M. Hanim a déclaré que les Ouïghours à l’intérieur de ces camps de concentration sont soumis à des prélèvements illégaux d’organes, à des stérilisations forcées et sont utilisés comme « cobayes » pour des tests médicaux. « De plus, ils utilisent maintenant les Ouïghours pièce par pièce pour en tirer de l’argent, en commercialisant tout ce qu’ils peuvent obtenir », a déclaré M. Hanim, qui a comparé ces histoires à celles provenant des camps de concentration nazis.
Les anciennes détenues Mihrigul Tursun et Gulbakhar Jelilova ont parlé de détenus soumis à des tests sanguins et des tests de grossesse. Les femmes enceintes étaient forcées d’avorter. Elles racontent aussi qu’on leur donnait chaque jour des médicaments inconnus. Elles ont dit que ces médicaments arrêtaient les menstruations chez les jeunes femmes. Gulbakhar Jelilova a dit que les médicaments leur étaient donnés pour les faire taire. Elles ne ressentaient ni la douleur ni la faim.
Dans un rapport d’étude publié le 28 juillet, l’Uyghur Human Rights Project (UHRP) a déclaré que le régime chinois a fait un « effort acharné » pour couvrir ses crimes contre la minorité musulmane du Xinjiang. Après avoir été confronté à l’examen d’août 2018 par le Comité des Nations unies pour l’élimination de la discrimination raciale, le régime a tenté de justifier l’existence des camps de concentration comme un effort pour éduquer les « extrémistes » et comme des « centres de formation professionnelle ».
« Plus tard, le gouvernement a prétendu que les détenus avaient ‘obtenu leur diplôme’, car il a lancé un vaste programme de travail forcé en usine et infligé de longues peines de prison sans procès », a déclaré l’UHRP dans un communiqué.
Tests ADN
MM. Gutmann et Hanim ont déclaré que la saisie des cheveux humains du Xinjiang par les douanes donne aux États-Unis l’occasion d’approfondir la question, car ils ont maintenant une preuve concrète à portée de main.

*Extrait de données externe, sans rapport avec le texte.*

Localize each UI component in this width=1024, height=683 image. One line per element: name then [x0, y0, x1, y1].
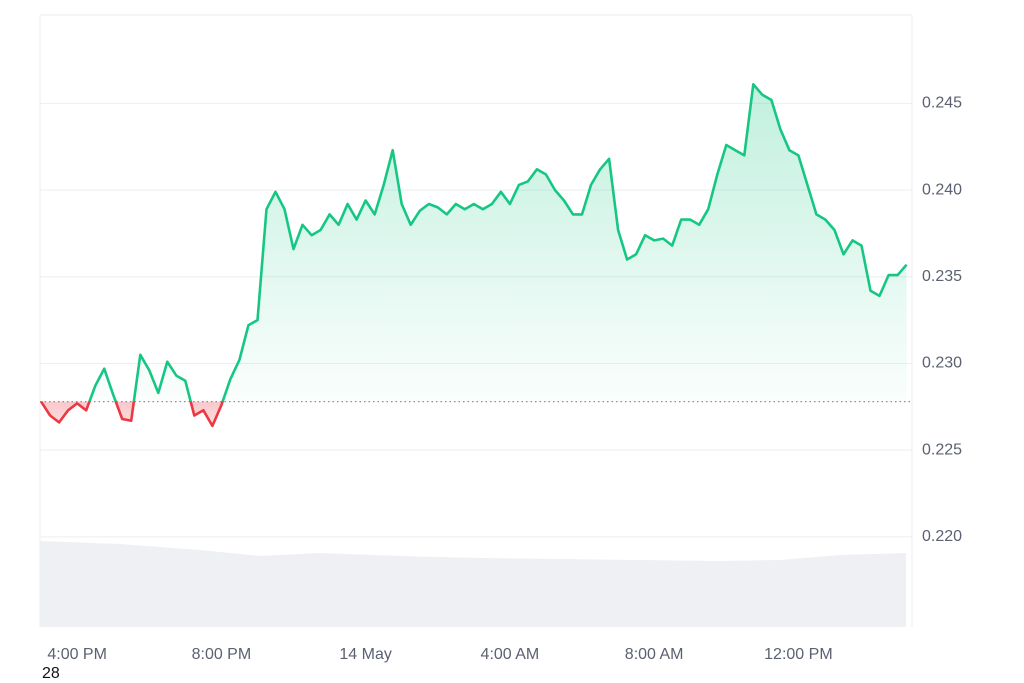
y-tick-label: 0.245	[922, 95, 962, 112]
price-line	[40, 83, 908, 428]
y-tick-label: 0.230	[922, 355, 962, 372]
y-tick-label: 0.220	[922, 528, 962, 545]
x-tick-label: 12:00 PM	[764, 646, 832, 663]
x-tick-label: 14 May	[339, 646, 391, 663]
corner-label: 28	[42, 665, 60, 682]
x-tick-label: 4:00 PM	[47, 646, 107, 663]
y-tick-label: 0.235	[922, 268, 962, 285]
volume-area	[40, 541, 906, 627]
labels: 0.220 0.225 0.230 0.235 0.240 0.245 4:00 PM 8:0…	[47, 95, 962, 664]
y-tick-label: 0.240	[922, 181, 962, 198]
x-tick-label: 4:00 AM	[481, 646, 540, 663]
y-tick-label: 0.225	[922, 441, 962, 458]
marks	[40, 83, 912, 428]
price-area	[41, 84, 907, 426]
x-tick-label: 8:00 PM	[192, 646, 252, 663]
x-tick-label: 8:00 AM	[625, 646, 684, 663]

« Les douanes américaines vont apparemment tester l’ADN, vraisemblablement pour établir que le cheveu est d’origine ouïghoure ou kazakhe, plutôt que chinoise han. Mais cela ne va pas assez loin. Pékin nous a involontairement donné des preuves matérielles d’un crime », a déclaré M. Gutmann.
M. Hanim a déclaré que c’est une preuve difficile à établir, car il est plus facile de faire un test ADN si les racines des cheveux sont intactes, alors que ces produits capillaires n’en ont pas. Elle a ajouté que les douanes ne devraient cependant pas renvoyer cette cargaison aux Chinois sans que les preuves soient établies.

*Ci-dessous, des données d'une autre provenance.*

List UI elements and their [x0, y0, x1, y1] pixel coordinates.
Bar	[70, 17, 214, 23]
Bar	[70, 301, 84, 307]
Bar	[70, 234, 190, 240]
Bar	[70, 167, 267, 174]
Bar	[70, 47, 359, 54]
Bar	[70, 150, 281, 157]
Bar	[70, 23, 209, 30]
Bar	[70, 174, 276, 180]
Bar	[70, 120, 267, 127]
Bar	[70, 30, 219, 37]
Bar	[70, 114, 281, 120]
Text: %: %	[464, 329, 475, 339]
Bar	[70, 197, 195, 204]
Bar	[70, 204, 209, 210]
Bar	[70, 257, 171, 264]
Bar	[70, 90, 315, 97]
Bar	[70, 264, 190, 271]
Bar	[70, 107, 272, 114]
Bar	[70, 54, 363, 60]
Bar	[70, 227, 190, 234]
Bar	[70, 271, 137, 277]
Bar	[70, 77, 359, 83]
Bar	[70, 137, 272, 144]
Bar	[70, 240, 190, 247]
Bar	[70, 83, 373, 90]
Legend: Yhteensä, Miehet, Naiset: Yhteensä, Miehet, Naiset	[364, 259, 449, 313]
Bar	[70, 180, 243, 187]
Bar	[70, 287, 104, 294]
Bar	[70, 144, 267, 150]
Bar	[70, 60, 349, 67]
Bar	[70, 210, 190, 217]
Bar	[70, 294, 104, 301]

« Aussi, nous aimerions qu’ils détruisent les cheveux ou les gardent au lieu de les rendre à la Chine, parce qu’ils vont les revendre à d’autres pays, ils vont les revendre à des pays pauvres. Et la Chine trouvera aussi un moyen de les revendre, à l’avenir, ils pourraient donner un nom différent et les transférer dans d’autres régions ou même les étiqueter comme cheveux indiens », a déclaré M. Hanim.
Elle a ajouté que les États-Unis devraient inciter les autres pays occidentaux à ne pas acheter de produits provenant du travail forcé ou des camps de concentration du Xinjiang.